Estaba hojeando el libro "Ciudadano Fujimori" de Luis Jochamowitz y encontré un dato curioso: sugiere que los comerciantes japoneses en la Lima de antaño fueron “grandes fabricantes de chicha” (de jora).
Jochamowitz cita a Manuel Seoane al señalar que los comerciantes japoneses habían probado y estudiado cuidadosamente la chicha peruana antes de “apoderarse” del mercado. “[…]Los japoneses habían clasificado las etapas de fermentación e inventado 3 grados de chicha: una que se toma en la conversación, otra para el amor y otra para pelear[…]”[1], menciona Seoane. La única diferencia entre estas 3 chichas sería el ingrediente extra que se le añadía: el agregado de ron de quemar o la maceración de bolas de tabaco[2].

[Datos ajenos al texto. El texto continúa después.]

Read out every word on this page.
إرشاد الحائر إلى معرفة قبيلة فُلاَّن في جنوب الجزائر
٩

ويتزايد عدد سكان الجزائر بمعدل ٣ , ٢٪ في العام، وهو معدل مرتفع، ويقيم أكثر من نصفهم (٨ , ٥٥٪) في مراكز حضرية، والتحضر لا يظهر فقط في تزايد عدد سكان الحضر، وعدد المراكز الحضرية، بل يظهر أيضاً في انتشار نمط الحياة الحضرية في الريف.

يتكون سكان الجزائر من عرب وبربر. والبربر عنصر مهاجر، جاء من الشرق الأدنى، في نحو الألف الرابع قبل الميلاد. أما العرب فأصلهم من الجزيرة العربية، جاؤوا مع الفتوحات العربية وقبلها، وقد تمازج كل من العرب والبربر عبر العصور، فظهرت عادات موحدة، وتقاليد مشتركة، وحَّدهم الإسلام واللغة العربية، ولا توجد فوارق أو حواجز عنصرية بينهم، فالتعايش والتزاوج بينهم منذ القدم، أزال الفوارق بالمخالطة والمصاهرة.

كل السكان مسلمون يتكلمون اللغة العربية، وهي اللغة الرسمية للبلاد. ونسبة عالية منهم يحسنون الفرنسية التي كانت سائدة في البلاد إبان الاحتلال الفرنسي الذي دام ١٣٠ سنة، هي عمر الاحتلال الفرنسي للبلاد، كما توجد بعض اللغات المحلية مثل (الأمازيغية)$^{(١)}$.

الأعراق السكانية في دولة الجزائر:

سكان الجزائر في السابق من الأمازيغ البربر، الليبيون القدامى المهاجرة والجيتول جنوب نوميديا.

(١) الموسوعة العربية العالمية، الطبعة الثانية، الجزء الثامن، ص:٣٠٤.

Estos comerciantes japoneses no han dejado escritos que detallen cómo fabricaban la chicha de jora en Lima. Quizás debemos confiar en lo que dicen algunos autores, aunque el ambiente político de aquellas épocas (años 30-40) pudo haber influenciado sus apreciaciones, algunas veces para bien y otras, para mal. Lo cierto es que los primeros inmigrantes japoneses eran hábiles comerciantes y muy trabajadores. Incursionaron en diversos negocios y oficios, como la fabricación de la conocida chicha de jora.
Algunos recuerdan que la chicha que se vendía en los cafetines de japoneses en Lima era diferente: era más industrializada. Tenía otros ingredientes, cambiándose la receta original, en donde incluyeron el “… afrecho, moyuelo de trigo y para hacerla alcohólica reemplazan el producto sacarino de la jora agregando azúcar moscabada o miel…”. Era el acompañamiento perfecto de los picantes (guisos) que se vendían en los cafetines de japoneses, porque “calmaba los efectos cáusticos del ají”.[2]
Hay registros dispersos que confirman la existencia de algunas fábricas de chicha de japoneses en Lima, como la fábrica de Takano de la calle Mendocita en La Victoria (que fue asaltada e incendiada durante el saqueo de 1940)[3] y la de Higa en el Callao[4].
Sobre esta última, la fábrica de Higa, tenemos una descripción inmejorable. Uno de sus sobrevivientes, Ricardo Mitsuya Higa (único torero nikkei peruano) recuerda la fábrica de su tío Rensuke Higa que estaba ubicada en la calle Puno en el Callao:
“[…]se embotellaba en los mismos envases que la cerveza Pilsen Callao; se sellaba igualmente con chapa con un aparato igual que el de la cervecería. Producía dos tipos de chicha: chicha dulce sin alcohol para acompañar la comida; y la chicha fuerte, que había sido fermentada y emborrachada. Tenía dos camiones para repartir los cajones llenos de botellas de chicha.[...]"[6]
[1]Luis Jochamowitz. Ciudadano Fujimori (1993).
[2]Fernando Lecaros. Lima en el IV centenario de su fundación (1935).